Edward. A spasm of raw pain went over him as he thought of how he would never see Edward again. His brother was gone, lost at Waterloo, and Jamie hadn’t been at Castonbury with the others to mourn him.

‘I am here now,’ he said. Even though Castonbury felt like a dream, like something completely unreal, he was there. And he had work to do.

The door to the kitchen was half open, and Jamie pushed his way through it into the corridor. The hallway was deserted, but he could hear the echo of voices and the clatter of china from the warren of rooms beyond. He followed the sound, the tap of his boots and stick hollow on the flagstone floor.

‘No, not there!’ he heard the housekeeper, Mrs Stratton, say sternly. ‘Those must be put on ice immediately, and the flowers should be put there to be arranged. This wedding must be perfect, we have waited for it so long.’

A wedding—of course. That would explain the garlands out front and the hectic air here in the servants’ hall, the haze of excitement that seemed to hang over everything. Jamie remembered Harry saying their brother Giles was set to marry Lily Seagrove after a long engagement, but he hadn’t said when it was to be. If Jamie had known when it was, he might have stayed away until it was all over.

Weddings were not his favourite things. Not since that quiet little chapel in Spain.

He glanced back at the open door and the ray of sunlight that seemed to beckon him to freedom, but it was too late. A maidservant suddenly came scurrying out of the servants’ corridor, her arms full of roses and lilies bound up in paper. Jamie stepped back, but she collided with him anyway and the flowers fell in a scatter of pink and white over the floor.
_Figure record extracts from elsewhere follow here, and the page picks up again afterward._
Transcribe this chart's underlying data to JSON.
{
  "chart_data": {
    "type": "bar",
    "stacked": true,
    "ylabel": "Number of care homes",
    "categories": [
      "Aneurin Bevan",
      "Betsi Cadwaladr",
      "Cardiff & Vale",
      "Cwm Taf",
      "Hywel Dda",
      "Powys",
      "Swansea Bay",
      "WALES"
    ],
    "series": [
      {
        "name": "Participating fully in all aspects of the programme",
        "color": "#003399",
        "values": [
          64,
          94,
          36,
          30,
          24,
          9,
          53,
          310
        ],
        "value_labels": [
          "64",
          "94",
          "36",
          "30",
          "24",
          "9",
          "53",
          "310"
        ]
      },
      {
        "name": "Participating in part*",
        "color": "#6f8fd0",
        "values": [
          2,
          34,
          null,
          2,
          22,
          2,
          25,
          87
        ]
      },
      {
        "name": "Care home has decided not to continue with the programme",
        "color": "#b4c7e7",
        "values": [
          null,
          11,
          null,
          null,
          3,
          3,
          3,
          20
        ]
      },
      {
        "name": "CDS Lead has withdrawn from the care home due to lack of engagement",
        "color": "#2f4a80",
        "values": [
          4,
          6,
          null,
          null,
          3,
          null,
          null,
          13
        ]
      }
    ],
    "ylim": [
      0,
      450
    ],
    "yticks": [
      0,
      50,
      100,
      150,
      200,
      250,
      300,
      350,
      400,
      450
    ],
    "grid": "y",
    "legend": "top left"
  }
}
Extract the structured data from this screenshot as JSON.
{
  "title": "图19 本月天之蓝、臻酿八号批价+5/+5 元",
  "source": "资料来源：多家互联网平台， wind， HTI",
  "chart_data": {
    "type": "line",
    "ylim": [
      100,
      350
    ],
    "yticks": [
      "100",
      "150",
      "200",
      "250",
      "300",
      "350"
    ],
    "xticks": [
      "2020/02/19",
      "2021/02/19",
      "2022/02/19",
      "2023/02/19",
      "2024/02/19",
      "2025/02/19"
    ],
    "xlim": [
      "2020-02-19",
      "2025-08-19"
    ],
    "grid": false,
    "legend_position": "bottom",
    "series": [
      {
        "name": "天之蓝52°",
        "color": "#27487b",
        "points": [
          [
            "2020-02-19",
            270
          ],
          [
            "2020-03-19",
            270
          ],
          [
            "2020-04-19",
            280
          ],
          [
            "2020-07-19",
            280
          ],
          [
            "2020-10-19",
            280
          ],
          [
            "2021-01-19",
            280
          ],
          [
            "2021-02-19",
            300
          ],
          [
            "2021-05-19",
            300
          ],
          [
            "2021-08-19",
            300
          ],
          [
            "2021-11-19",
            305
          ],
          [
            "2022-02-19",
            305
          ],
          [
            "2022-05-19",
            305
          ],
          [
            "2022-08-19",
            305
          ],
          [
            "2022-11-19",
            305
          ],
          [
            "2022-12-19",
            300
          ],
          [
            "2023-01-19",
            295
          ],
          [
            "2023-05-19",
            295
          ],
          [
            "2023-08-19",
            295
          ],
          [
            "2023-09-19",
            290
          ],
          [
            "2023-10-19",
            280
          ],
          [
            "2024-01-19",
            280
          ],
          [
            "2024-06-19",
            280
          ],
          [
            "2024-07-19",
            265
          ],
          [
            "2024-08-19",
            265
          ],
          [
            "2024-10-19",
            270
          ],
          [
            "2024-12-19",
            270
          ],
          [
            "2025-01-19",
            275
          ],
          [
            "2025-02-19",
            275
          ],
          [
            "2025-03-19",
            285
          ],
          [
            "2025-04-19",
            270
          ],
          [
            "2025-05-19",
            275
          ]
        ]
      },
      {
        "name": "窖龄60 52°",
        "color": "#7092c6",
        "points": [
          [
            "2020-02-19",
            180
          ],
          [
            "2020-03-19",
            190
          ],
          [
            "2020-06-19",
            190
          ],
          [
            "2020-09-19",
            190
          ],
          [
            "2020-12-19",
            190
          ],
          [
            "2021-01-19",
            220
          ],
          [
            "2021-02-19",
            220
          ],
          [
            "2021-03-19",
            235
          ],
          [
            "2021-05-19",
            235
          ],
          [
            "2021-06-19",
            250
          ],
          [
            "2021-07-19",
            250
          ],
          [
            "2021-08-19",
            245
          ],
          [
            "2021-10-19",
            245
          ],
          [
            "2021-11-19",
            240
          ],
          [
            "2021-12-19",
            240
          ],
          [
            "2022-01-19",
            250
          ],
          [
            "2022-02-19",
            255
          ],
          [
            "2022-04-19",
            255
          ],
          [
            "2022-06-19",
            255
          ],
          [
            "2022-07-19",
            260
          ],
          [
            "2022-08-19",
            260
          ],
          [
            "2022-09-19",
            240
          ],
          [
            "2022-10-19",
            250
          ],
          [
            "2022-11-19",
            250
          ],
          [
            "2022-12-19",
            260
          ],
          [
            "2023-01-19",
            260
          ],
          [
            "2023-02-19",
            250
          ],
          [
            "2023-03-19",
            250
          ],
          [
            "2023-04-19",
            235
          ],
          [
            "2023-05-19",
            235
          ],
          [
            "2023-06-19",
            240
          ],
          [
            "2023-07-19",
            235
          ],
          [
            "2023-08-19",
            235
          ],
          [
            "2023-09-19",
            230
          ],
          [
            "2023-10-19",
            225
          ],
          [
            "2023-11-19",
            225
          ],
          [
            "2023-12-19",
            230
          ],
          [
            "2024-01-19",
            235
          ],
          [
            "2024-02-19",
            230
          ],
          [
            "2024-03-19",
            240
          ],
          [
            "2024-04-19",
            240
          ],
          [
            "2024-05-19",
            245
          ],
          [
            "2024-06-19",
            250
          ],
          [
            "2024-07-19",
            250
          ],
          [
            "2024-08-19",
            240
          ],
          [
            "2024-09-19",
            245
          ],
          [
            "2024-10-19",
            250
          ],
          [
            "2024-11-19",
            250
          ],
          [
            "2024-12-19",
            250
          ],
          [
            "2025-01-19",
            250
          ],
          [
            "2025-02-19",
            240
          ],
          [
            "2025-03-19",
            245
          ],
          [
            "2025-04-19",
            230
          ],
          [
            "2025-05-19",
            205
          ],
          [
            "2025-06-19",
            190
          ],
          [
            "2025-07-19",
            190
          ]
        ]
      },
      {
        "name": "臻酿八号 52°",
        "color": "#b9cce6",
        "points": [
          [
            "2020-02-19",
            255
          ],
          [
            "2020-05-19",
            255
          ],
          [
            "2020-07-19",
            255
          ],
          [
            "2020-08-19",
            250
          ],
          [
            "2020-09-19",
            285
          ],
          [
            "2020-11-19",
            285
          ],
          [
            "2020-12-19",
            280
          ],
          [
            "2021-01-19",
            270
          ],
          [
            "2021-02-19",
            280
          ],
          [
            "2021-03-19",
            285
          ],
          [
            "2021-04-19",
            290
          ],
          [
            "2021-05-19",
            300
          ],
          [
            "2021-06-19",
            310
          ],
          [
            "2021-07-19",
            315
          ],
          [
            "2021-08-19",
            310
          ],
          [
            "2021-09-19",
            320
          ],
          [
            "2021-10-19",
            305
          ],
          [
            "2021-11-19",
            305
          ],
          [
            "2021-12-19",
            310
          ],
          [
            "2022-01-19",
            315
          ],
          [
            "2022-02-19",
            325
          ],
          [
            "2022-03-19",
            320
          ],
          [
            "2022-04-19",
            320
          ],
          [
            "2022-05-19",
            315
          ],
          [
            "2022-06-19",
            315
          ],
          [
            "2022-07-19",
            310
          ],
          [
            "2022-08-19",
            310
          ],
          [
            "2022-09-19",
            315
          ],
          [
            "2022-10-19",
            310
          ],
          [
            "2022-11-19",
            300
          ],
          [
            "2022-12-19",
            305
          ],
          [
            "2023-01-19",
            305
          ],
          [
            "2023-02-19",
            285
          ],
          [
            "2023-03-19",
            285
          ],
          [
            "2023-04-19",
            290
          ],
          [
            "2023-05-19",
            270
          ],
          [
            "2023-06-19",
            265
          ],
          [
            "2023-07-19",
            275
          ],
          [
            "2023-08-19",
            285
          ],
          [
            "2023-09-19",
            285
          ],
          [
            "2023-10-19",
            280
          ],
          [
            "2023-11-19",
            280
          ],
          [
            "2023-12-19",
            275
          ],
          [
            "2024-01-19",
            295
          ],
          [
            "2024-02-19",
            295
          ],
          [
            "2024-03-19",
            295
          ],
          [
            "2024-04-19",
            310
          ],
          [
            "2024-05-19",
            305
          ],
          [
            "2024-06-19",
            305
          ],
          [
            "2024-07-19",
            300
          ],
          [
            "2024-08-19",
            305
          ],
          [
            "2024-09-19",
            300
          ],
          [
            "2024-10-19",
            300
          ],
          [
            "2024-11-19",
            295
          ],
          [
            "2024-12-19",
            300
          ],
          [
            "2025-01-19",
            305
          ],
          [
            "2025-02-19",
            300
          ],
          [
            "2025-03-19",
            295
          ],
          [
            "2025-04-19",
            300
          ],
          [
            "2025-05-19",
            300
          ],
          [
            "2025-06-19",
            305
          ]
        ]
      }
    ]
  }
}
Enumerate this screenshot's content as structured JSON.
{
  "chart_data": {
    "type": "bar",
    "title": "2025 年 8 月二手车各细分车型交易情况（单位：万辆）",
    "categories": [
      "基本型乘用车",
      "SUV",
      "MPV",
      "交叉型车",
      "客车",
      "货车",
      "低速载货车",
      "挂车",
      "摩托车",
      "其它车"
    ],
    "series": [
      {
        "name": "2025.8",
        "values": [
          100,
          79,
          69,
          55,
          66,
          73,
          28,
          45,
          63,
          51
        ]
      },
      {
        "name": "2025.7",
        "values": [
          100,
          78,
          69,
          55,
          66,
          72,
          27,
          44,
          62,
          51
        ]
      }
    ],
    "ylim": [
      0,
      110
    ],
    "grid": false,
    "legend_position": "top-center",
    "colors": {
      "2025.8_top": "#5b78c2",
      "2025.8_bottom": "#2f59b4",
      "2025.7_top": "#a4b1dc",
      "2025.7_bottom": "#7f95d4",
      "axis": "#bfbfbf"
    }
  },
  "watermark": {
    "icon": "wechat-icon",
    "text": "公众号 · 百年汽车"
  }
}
‘Oh, laws, but you scared me!’ she cried. ‘I didn’t half expect anyone to be there.’

‘I am so very sorry,’ Jamie said ruefully. What a beginning he was making of his homecoming! ‘Here, let me help you.’

He started to kneel down to gather the flowers, but the girl let out another shriek. ‘Are you a ghost?’ she said, and Jamie looked up to see that she had covered her face with her hands.

‘I—no,’ Jamie said, completely bemused. ‘Sometimes I feel rather like one, but I am told I’m still alive.’

‘You look like the one in that painting that’s all draped in black and such,’ the girl sobbed. She peeked between her hands and shook her head. ‘I swear that’s you!’

His portrait was hung in black? Before Jamie could ask the girl about it, or tell her to pinch him to show her he was alive, he heard Mrs Stratton call, ‘Mary! What are you doing making so much noise out there?’

Jamie heard the rustle of fabric and looked up to find the housekeeper standing in the doorway. She looked so much as she had on those long-ago days of childhood wildness, her blonde hair mixed with silver, her blue eyes kind. She stared at him with her mouth open, a rare instance of discomposure from the woman who had run Castonbury with such efficiency for so long.